The memo, first reported Monday by Reuters, was based on notes from two meetings Zhengfei held with scientists and software experts in April, but only published internally this week.
Zhengfei alluded to restrictions placed on the company designed to prevent Huawei from doing business in the U.S., writing that by moving into the software development space, the “US will have very little control over our future development, and we have much autonomy.”
In order to meet the goal of transitioning to software development, Zhengfei stressed the need for the company to “embrace the talent of the world” and recruit globally.

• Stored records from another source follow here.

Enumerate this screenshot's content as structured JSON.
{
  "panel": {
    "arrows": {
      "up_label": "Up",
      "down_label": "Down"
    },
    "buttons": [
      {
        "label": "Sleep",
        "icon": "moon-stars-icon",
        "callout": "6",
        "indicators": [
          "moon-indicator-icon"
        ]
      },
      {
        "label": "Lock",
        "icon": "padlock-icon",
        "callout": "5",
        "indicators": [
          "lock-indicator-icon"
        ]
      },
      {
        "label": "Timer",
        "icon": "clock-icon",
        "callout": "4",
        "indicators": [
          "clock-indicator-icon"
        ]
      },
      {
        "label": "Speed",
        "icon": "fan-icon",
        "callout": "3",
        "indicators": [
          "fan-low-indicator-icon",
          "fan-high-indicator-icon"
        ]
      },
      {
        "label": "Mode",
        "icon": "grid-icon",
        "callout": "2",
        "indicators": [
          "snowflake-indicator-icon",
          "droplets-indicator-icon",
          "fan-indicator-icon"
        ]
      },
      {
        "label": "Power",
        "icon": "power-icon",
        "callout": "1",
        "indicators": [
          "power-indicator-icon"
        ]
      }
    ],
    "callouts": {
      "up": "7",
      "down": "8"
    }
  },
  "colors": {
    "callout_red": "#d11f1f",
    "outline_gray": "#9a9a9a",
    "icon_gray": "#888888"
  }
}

“We must dare to gather the best talent from this domain,” Zhengfei wrote. “While the US is excluding people, we can absorb a great many talented people and experienced experts from abroad, including non-Chinese people. We must stay calm and composed, and move forward one step at a time.”
A spokesperson for Huawei confirmed the move towards software, telling The Hill Monday that the company was being forced to move away from hardware due to what they described as “decoupling” efforts by other nations that were splitting the world on telecom products.
“If decoupling continues and Huawei is forced to rely on markets such as those in China, Asia and Africa, Huawei will survive,” the spokesperson told The Hill Monday afternoon. “But the world will be a split world.”
“Restrictions on hardware exports are forcing Huawei to move into software and devote more resources as well as efforts, and this could lead to a stronger as well as better Huawei. Recent trends left unchecked mean the ICT industry will be more divided, which is not good for companies, manufacturers and consumers in China, the U.S. and around the world.”
The push for software development comes after many nations, including the United States, have pushed back hard against the use of Huawei equipment due to security concerns tied to the potential that Huawei is linked to the Chinese government.
The Trump administration cracked down hard against Huawei, one of the largest 5G equipment providers in the world, and added it to the Commerce Department’s “entity list,” effectively blacklisting Huawei.
Former President Trump also issued an executive order last year requiring ByteDance to sell TikTok or have it banned from use in the United States. The effort to ban TikTok stalled out in the last months of the Trump administration, with the deadline for sale of the app passing with no action taken.
Additionally, Trump signed into law legislation banning the use of federal funds to purchase Huawei equipment, and the Federal Communications Commission formally designated Huawei as a national security threat last year.
The Biden administration had not yet addressed how it will approach Huawei, and Commerce Secretary Gina Raimondo told reporters last month that national security adviser Jake Sullivan is leading a review of Huawei policy and other policies related to Chinese technology groups.
“A lot of people have said, will Huawei stay on the entity list? I have no reason to believe that they won’t, but we are in the middle of an overall review of China policy,” Raimondo told reporters at the White House. “We are in the thick of it right now. We are working as aggressively as we can; we’re not wasting time on it.”